Lors de la clôture des universités d’été de La France insoumise, Jean-Luc Mélenchon a présenté sa vision politique pour la présidentielle de 2027, en mettant l’accent sur la lutte contre le changement climatique. Cette stratégie vise à attirer les électeurs écologistes, alors que l’actualité estivale a été marquée par des incendies sans précédent en France.
EN BREF
- Jean-Luc Mélenchon a organisé sa rentrée politique centrée sur l’écologie.
- Il a proposé une « conscription écologique » pour répondre aux crises environnementales.
- Les Insoumis espèrent un ralliement des Écologistes pour 2027.
Ce dimanche 23 août, la commune de Châteauneuf-sur-Isère, située près de Valence, a accueilli près de 10 000 personnes pour l’événement marquant la rentrée politique de La France insoumise. Jean-Luc Mélenchon, en pleine préparation pour l’élection présidentielle de 2027, a affirmé que « la victoire est possible » lors d’un discours de 45 minutes.
Cette édition des universités d’été a été particulièrement axée sur les enjeux écologiques, en réponse aux événements tragiques de cet été, notamment les incendies ravageurs en Gironde et dans le Var. Dans cette optique, le leader de l’extrême gauche a proposé l’instauration d’une « conscription écologique », destinée à créer une réserve de citoyens formés pour intervenir lors des crises environnementales.
« Changement climatique, le mot est presque rassurant. En fait, nous allons tous bientôt débarquer sur une autre planète en sortant de chez nous », a déclaré Jean-Luc Mélenchon, soulignant la nécessité de transformer radicalement nos modes de vie et de production.
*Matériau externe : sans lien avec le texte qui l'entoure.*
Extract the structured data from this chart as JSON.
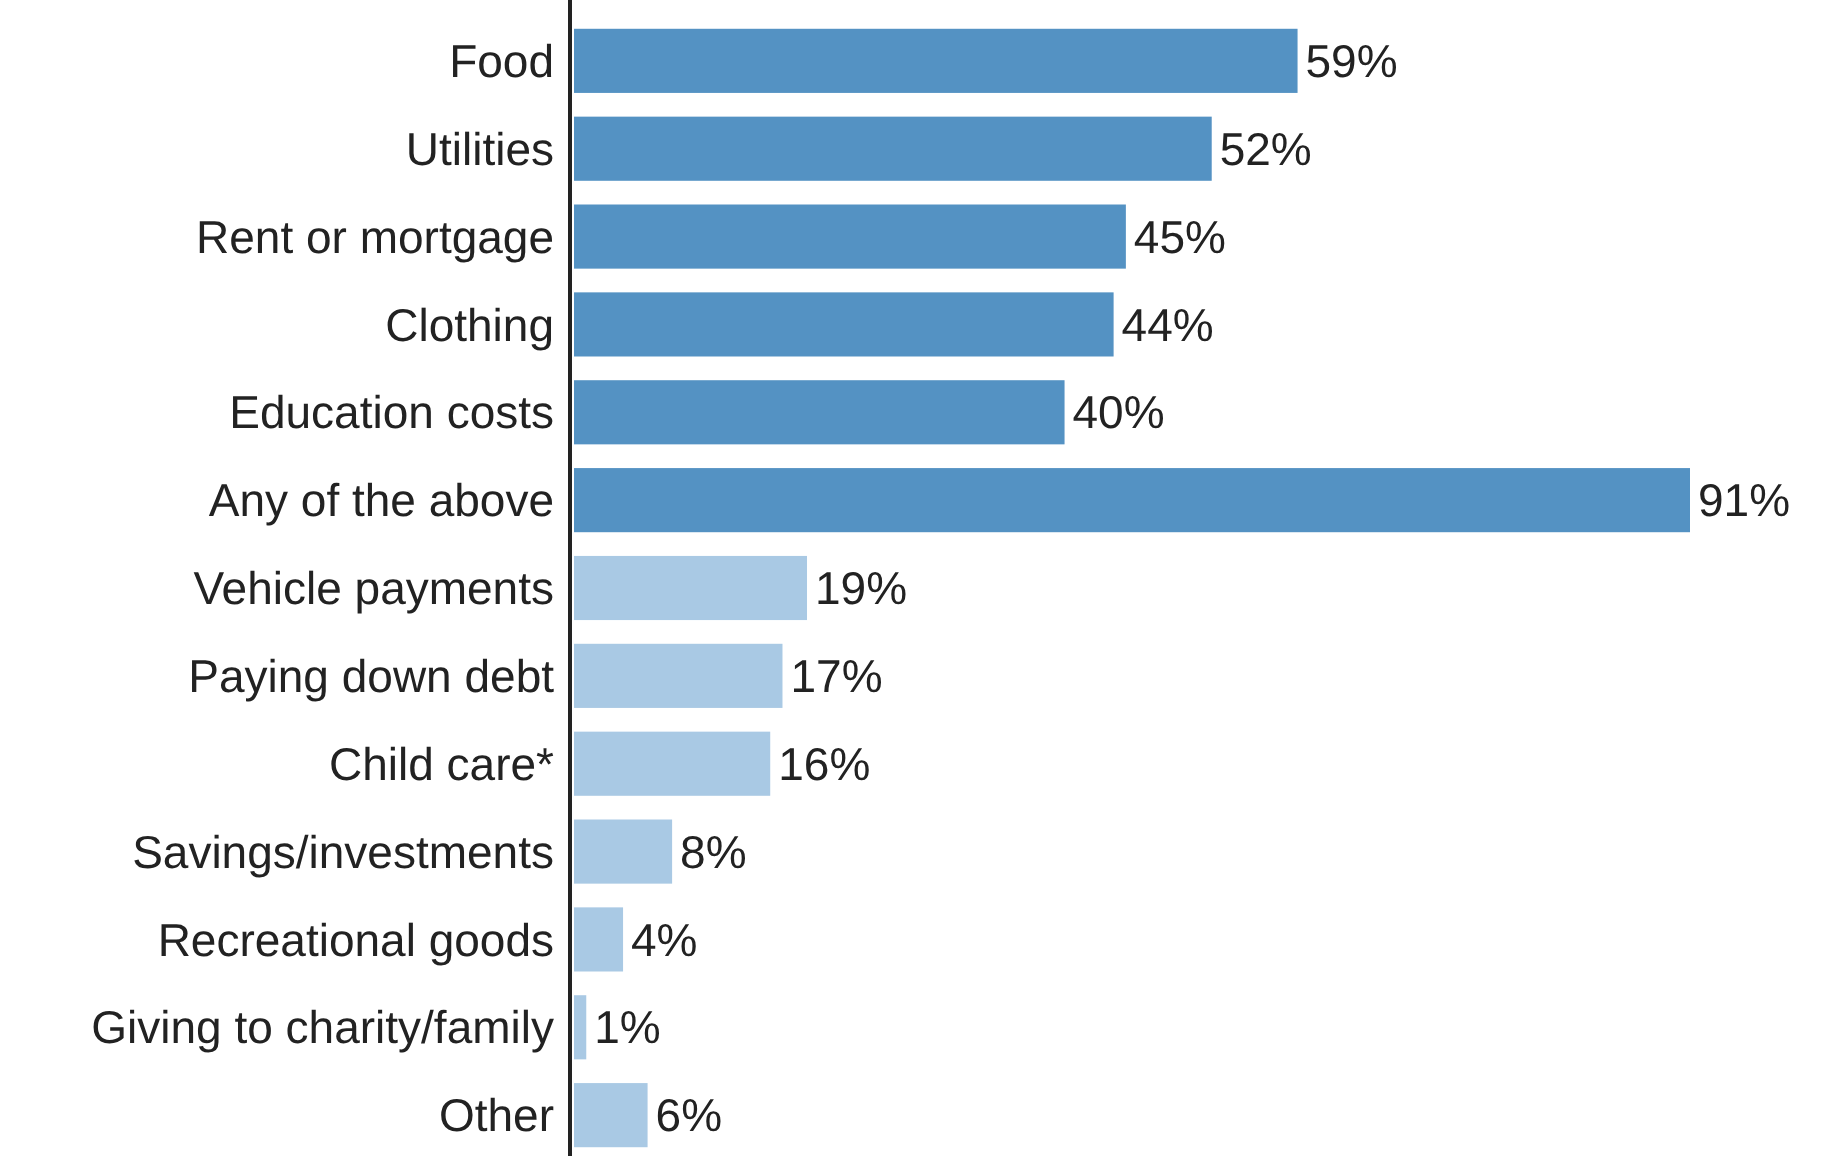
{
  "chart_data": {
    "type": "bar",
    "orientation": "horizontal",
    "tick_labels": "y",
    "categories": [
      "Food",
      "Utilities",
      "Rent or mortgage",
      "Clothing",
      "Education costs",
      "Any of the above",
      "Vehicle payments",
      "Paying down debt",
      "Child care*",
      "Savings/investments",
      "Recreational goods",
      "Giving to charity/family",
      "Other"
    ],
    "values": [
      59,
      52,
      45,
      44,
      40,
      91,
      19,
      17,
      16,
      8,
      4,
      1,
      6
    ],
    "colors": [
      "#5492c3",
      "#5492c3",
      "#5492c3",
      "#5492c3",
      "#5492c3",
      "#5492c3",
      "#a9c9e4",
      "#a9c9e4",
      "#a9c9e4",
      "#a9c9e4",
      "#a9c9e4",
      "#a9c9e4",
      "#a9c9e4"
    ],
    "value_labels": [
      "59%",
      "52%",
      "45%",
      "44%",
      "40%",
      "91%",
      "19%",
      "17%",
      "16%",
      "8%",
      "4%",
      "1%",
      "6%"
    ]
  }
}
Il a critiqué le « règne du chacun pour soi néolibéral » et a mis en avant l’importance d’une approche collective face à la crise écologique.
En s’appuyant sur les récents commentaires de la ministre de la Transition écologique, Monique Barbut, qui a salué son intégration des questions environnementales dans ses propositions, Mélenchon a affirmé son ambition de « porter la candidature écolo ». Son bras droit, Manuel Bompard, a ajouté que l’objectif est d’incarner cette candidature pour attirer le soutien des électeurs écologistes.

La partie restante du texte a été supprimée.